Il fait d'abord état de son mécontentement, commençant par ces mots : « Monsieur le ministre » – il précise même, en guise de boutade, « monsieur le ministre du budget et des fonctionnaires », avec cette facétie qui me rappelle la réflexion de ma chère maman lorsque j'ai été nommé : « Je ne sais pas très bien ce que veut dire action et comptes publics. » Pour cette personne, j'étais donc ministre du budget et des fonctionnaires.

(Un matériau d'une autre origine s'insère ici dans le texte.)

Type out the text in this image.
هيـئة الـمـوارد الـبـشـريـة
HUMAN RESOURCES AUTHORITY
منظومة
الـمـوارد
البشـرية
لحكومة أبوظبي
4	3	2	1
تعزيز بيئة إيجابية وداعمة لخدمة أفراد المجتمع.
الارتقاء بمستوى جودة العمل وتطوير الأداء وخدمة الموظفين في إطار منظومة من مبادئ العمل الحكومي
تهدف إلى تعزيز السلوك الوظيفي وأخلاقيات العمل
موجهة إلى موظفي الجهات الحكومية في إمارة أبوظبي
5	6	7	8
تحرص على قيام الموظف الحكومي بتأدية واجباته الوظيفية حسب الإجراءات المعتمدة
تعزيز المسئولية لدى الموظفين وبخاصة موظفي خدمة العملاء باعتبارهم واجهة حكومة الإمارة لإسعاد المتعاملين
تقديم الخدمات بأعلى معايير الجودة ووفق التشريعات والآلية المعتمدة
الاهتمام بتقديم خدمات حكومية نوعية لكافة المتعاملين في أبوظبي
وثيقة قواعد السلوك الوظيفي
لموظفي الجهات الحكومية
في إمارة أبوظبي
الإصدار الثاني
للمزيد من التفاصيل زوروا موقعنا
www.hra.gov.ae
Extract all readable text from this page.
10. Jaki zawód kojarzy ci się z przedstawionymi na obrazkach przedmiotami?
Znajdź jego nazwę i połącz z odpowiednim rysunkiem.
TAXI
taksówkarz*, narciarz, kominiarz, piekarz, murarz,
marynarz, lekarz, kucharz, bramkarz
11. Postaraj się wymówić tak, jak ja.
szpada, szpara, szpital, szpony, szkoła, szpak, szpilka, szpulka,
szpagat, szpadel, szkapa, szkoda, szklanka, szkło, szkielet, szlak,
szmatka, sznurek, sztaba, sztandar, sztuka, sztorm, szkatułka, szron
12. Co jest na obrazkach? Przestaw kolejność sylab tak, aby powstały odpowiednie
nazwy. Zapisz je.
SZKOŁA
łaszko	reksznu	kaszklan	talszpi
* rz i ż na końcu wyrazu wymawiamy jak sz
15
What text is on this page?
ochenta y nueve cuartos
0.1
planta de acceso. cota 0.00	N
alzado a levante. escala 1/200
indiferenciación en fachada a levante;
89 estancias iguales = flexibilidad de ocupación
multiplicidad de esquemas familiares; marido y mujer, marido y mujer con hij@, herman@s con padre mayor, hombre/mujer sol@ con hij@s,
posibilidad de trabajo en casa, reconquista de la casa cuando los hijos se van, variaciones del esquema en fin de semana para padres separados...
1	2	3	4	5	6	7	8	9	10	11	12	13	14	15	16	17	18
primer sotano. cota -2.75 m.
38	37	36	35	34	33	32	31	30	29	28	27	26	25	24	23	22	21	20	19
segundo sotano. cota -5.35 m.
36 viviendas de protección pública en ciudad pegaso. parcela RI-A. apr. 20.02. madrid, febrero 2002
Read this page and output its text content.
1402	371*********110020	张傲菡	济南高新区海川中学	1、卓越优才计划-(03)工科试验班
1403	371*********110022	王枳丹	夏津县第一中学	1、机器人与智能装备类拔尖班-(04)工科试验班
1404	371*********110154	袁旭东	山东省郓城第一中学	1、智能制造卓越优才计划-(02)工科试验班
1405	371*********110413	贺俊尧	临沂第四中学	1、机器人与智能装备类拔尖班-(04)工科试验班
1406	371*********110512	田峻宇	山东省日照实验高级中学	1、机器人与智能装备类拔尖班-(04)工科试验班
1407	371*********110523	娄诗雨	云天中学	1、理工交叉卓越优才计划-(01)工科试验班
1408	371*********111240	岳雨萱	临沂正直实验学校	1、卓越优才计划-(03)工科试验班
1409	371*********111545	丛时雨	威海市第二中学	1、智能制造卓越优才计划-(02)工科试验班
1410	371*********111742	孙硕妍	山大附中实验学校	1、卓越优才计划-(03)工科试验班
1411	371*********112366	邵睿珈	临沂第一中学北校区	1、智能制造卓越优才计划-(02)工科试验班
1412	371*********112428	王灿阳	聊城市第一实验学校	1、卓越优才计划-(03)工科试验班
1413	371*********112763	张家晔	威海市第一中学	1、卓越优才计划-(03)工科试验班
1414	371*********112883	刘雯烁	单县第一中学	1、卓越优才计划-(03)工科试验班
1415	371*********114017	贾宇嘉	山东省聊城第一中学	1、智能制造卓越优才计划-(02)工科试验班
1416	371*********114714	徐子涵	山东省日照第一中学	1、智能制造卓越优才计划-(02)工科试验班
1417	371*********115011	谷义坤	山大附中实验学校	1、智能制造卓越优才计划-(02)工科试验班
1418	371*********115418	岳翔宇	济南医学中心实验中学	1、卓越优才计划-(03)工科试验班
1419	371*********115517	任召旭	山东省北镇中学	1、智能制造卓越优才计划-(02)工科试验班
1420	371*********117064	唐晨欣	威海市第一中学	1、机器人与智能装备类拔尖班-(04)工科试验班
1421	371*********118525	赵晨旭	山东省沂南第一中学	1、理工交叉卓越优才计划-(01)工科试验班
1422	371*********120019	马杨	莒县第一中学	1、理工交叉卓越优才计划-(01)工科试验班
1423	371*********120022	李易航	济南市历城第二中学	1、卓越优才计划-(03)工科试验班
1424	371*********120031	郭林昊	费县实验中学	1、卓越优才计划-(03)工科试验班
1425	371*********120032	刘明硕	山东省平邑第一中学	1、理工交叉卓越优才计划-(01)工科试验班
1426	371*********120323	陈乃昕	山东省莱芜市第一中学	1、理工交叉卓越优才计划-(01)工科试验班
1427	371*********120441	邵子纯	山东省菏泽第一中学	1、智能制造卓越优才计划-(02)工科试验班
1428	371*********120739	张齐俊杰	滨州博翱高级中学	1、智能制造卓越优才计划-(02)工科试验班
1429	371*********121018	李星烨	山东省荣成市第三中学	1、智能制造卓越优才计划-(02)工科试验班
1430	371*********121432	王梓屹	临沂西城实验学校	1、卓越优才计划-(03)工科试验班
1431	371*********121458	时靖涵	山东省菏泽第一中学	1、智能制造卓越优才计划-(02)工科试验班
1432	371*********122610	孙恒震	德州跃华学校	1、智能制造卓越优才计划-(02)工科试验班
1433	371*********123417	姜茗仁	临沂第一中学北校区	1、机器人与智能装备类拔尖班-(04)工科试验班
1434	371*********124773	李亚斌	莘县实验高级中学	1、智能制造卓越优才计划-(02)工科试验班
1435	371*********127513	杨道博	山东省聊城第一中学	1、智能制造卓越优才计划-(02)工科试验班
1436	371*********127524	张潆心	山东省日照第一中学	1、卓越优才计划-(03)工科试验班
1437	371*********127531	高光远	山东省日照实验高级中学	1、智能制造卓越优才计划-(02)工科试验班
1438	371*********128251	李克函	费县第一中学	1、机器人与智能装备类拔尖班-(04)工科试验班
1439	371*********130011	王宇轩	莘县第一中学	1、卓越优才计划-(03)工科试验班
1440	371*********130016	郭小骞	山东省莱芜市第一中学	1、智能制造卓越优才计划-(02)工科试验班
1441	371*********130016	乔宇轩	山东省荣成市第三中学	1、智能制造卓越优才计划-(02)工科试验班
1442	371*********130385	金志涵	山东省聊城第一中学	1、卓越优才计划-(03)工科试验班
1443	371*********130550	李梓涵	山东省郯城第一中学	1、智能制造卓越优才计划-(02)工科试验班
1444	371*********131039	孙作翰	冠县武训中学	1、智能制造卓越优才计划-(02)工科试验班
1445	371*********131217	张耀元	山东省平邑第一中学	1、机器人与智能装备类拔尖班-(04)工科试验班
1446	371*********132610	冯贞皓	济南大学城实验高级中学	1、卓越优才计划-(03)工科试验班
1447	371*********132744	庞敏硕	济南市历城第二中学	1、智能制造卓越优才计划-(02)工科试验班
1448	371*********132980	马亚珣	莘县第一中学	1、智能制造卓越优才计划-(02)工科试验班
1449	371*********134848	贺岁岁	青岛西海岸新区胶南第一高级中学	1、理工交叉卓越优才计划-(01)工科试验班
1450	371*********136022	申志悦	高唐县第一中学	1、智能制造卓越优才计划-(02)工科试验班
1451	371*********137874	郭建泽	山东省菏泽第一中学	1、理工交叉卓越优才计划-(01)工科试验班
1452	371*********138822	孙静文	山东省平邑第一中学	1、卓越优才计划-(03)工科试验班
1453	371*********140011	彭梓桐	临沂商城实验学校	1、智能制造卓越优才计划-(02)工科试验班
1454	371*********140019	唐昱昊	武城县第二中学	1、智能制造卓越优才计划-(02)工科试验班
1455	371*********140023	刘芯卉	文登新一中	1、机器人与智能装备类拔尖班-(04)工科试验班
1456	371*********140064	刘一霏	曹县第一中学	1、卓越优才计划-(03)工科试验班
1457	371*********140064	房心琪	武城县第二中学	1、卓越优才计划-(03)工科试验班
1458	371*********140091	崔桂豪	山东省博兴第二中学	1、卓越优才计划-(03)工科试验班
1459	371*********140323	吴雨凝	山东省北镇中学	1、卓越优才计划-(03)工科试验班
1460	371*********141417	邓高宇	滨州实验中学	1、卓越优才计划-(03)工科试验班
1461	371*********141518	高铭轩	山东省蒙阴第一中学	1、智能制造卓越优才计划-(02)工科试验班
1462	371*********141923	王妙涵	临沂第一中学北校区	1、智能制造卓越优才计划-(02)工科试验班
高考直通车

« C'est un citoyen en colère qui n'a pas l'habitude d'écrire qui vous adresse cette lettre, poursuit-il. J'ai lu dans la presse que vous étiez le ministre des administrations » – ce charmant Alexandre a mis des guillemets. « Allons bon, ça doit vous en faire, du travail ! Aussi je voulais vous faire part de ma parfaite incompréhension à la suite d'un incident qui m'est arrivé. »
« Avec mon épouse Justine, nous venons d'avoir une merveilleuse petite fille du prénom de Manon. Tout s'est merveilleusement bien passé, la grossesse comme les premières semaines » – l'enveloppe contenait une photo, que je ne montrerai pas devant la représentation nationale. « Parce qu'elle avait quelques fourmis dans les jambes, Justine a décidé de reprendre le travail plus tôt que prévu. C'est vrai, avec tout ce chambardement, Justine a oublié de déclarer à la Caisse d'allocations familiales. Résultat, non seulement nous avons dû… » – c'est Alexandre et Justine qui parlent – « … rembourser ce que nous touchions pour son congé parental, mais, en plus, on nous a fait payer des pénalités. Trouvez-vous cela normal, monsieur le ministre ? J'ai appris cela le vendredi. Arrivé à Béziers la veille, je suis allé au guichet de ma CAF. Je vous passe le fait que j'ai dû poser moi-même une demi-journée de congé, parce qu'on ne peut pas faire grand-chose à la CAF par internet. »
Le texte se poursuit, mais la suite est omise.